Inductive, when you get a little more grasp on this situation, could you respond to potential vulnerability and mitigation strategies for the OPC-UA portion of this ICS hacking software?
It looks like a brute force OPC-UA attack, so perhaps if our OPC-UA connections are all using certificates and not usernames/passwords we will be less susceptible to the attacks.
Thanks for any feedback, and I’m also curious of other users’ thoughts regarding this new ICS hacking suite.
Ignition 8 is safe in its default configuration, which doesn’t allow unsecured connections, so there’s no possibility for an attacker to even attempt to establish a session unless you go in and trust the certificate.
Beyond that, you can and certainly should change the default credentials used by the server’s default user profile. If you’re still using 7.9 or prior then changing the credentials should be very high priority if your server may be accessible to an adversary, as it doesn’t have the same default security configuration nor does it have the OPC UA certificate validation and management facilities Ignition 8 does.

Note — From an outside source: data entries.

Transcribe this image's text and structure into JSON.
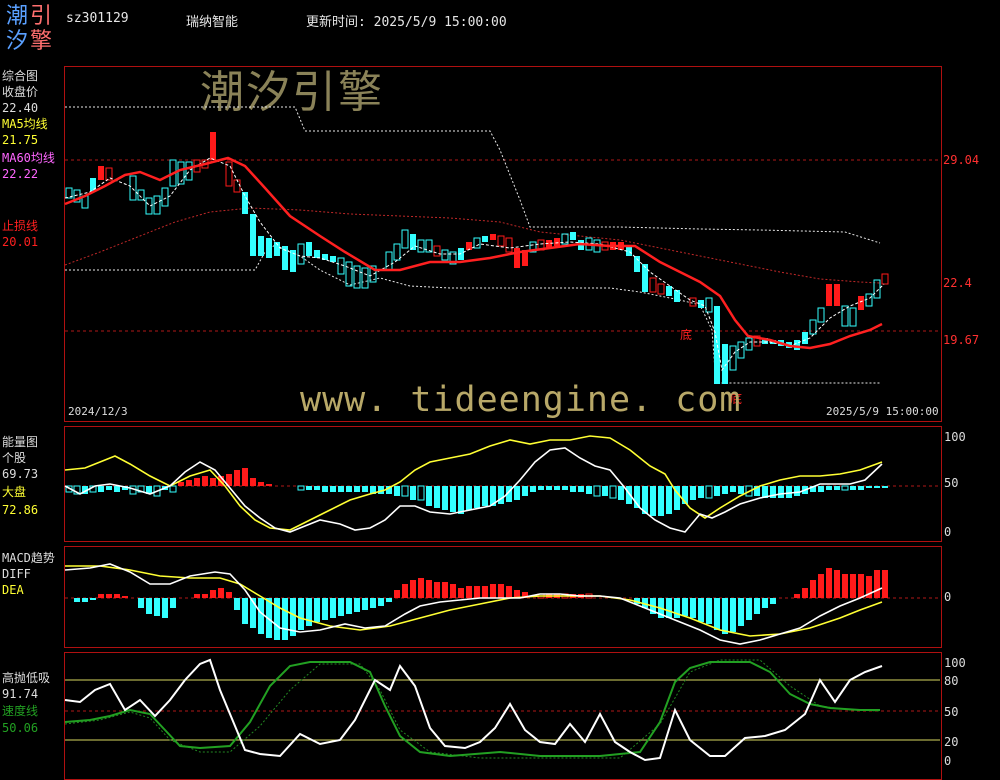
{
  "logo": {
    "c1": "潮",
    "c2": "引",
    "c3": "汐",
    "c4": "擎"
  },
  "header": {
    "code": "sz301129",
    "name": "瑞纳智能",
    "update": "更新时间: 2025/5/9 15:00:00"
  },
  "main_panel": {
    "title": "综合图",
    "close_label": "收盘价",
    "close_value": "22.40",
    "ma5_label": "MA5均线",
    "ma5_value": "21.75",
    "ma60_label": "MA60均线",
    "ma60_value": "22.22",
    "stop_label": "止损线",
    "stop_value": "20.01",
    "levels": [
      "29.04",
      "22.4",
      "19.67"
    ],
    "start_date": "2024/12/3",
    "end_date": "2025/5/9 15:00:00",
    "bottom_marks": [
      "底",
      "底"
    ]
  },
  "energy_panel": {
    "title": "能量图",
    "stock_label": "个股",
    "stock_value": "69.73",
    "market_label": "大盘",
    "market_value": "72.86",
    "scale": [
      "100",
      "50",
      "0"
    ]
  },
  "macd_panel": {
    "title": "MACD趋势",
    "diff_label": "DIFF",
    "dea_label": "DEA",
    "scale": [
      "0"
    ]
  },
  "hl_panel": {
    "title": "高抛低吸",
    "value": "91.74",
    "speed_label": "速度线",
    "speed_value": "50.06",
    "scale": [
      "100",
      "80",
      "50",
      "20",
      "0"
    ]
  },
  "watermarks": {
    "cn": "潮汐引擎",
    "url": "www. tideengine. com"
  },
  "colors": {
    "up": "#ff1a1a",
    "down": "#33ffff",
    "ma_red": "#ff2020",
    "yellow": "#ffff33",
    "green": "#22a022",
    "frame": "#b01010"
  }
}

I should have included a link to the story in my original post. Thanks for adding that.
I guess what I was getting at were your thoughts about specific things to check in the system or potential security blunders which would put one at risk from this specific “swiss army knife”.

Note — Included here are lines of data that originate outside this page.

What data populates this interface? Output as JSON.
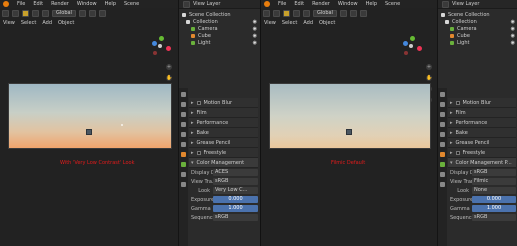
{
  "left": {
    "menu": [
      "File",
      "Edit",
      "Render",
      "Window",
      "Help",
      "Scene"
    ],
    "toolbar": {
      "view_mode": "Global"
    },
    "header_menu": [
      "View",
      "Select",
      "Add",
      "Object"
    ],
    "caption": "With 'Very Low Contrast' Look",
    "panel": {
      "title": "View Layer",
      "outliner": {
        "root": "Scene Collection",
        "collection": "Collection",
        "items": [
          "Camera",
          "Cube",
          "Light"
        ]
      },
      "sections": [
        "Motion Blur",
        "Film",
        "Performance",
        "Bake",
        "Grease Pencil",
        "Freestyle",
        "Color Management"
      ],
      "fields": [
        {
          "label": "Display D...",
          "value": "ACES"
        },
        {
          "label": "View Tra...",
          "value": "sRGB"
        },
        {
          "label": "Look",
          "value": "Very Low C..."
        },
        {
          "label": "Exposure",
          "value": "0.000"
        },
        {
          "label": "Gamma",
          "value": "1.000"
        },
        {
          "label": "Sequencer",
          "value": "sRGB"
        }
      ]
    }
  },
  "right": {
    "menu": [
      "File",
      "Edit",
      "Render",
      "Window",
      "Help",
      "Scene"
    ],
    "toolbar": {
      "view_mode": "Global"
    },
    "header_menu": [
      "View",
      "Select",
      "Add",
      "Object"
    ],
    "caption": "Filmic Default",
    "panel": {
      "title": "View Layer",
      "outliner": {
        "root": "Scene Collection",
        "collection": "Collection",
        "items": [
          "Camera",
          "Cube",
          "Light"
        ]
      },
      "sections": [
        "Motion Blur",
        "Film",
        "Performance",
        "Bake",
        "Grease Pencil",
        "Freestyle",
        "Color Management P..."
      ],
      "fields": [
        {
          "label": "Display De...",
          "value": "sRGB"
        },
        {
          "label": "View Transf...",
          "value": "Filmic"
        },
        {
          "label": "Look",
          "value": "None"
        },
        {
          "label": "Exposure",
          "value": "0.000"
        },
        {
          "label": "Gamma",
          "value": "1.000"
        },
        {
          "label": "Sequencer",
          "value": "sRGB"
        }
      ]
    }
  },
  "colors": {
    "accent": "#4b72ad",
    "caption": "#e41b1b",
    "blender_logo": "#e87d0d"
  }
}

It sounds like you don’t have any other recommendations aside from “make sure you don’t have user name and password OPC security validation enabled”. Is that correct?
What if one upgraded their system from 7.9 to v8.x? Would any of those 7.9 security configuration defaults or OPC UA certificate validation facilities be carried forward?

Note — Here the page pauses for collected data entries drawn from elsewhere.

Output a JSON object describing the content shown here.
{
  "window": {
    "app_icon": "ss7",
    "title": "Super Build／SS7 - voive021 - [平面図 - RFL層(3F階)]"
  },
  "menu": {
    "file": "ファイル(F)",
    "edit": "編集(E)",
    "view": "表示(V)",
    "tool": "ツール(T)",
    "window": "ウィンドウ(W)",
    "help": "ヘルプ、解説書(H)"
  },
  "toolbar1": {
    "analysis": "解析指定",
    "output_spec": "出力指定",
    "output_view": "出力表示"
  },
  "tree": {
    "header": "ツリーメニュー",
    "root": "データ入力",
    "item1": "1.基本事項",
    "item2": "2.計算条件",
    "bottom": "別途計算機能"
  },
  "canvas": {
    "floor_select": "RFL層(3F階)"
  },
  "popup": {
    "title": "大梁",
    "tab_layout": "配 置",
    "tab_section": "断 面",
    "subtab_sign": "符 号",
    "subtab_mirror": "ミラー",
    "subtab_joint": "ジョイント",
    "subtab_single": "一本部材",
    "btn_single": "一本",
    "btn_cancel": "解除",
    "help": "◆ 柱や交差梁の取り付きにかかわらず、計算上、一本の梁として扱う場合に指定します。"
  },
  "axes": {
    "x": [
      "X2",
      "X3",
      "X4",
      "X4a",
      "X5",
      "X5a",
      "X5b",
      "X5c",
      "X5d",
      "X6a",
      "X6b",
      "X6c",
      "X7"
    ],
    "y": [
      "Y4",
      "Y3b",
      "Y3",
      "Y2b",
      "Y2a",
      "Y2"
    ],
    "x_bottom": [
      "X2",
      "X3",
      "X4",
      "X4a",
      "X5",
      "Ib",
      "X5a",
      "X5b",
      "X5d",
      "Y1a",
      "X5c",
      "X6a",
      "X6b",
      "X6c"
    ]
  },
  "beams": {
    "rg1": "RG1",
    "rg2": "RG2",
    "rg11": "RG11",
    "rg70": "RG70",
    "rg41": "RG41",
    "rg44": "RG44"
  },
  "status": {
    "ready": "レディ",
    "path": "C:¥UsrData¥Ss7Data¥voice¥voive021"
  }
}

No, it's make "make sure you change the default credentials".
Everyone should upgrade to 8.x regardless. 7.9 is currently in a courtesy extension to its original EOL of Dec 2021 that will last through June 2022.
If you upgrade from 7.9 to 8.x you'll get all the certificate management stuff I'm talking about. The only change you might want to make (aside from credentials if you haven't) is to disable access via the "None" SecurityPolicy, which I think will be allowed if you're doing an upgrade from 7.9 vs a fresh install of 8.x.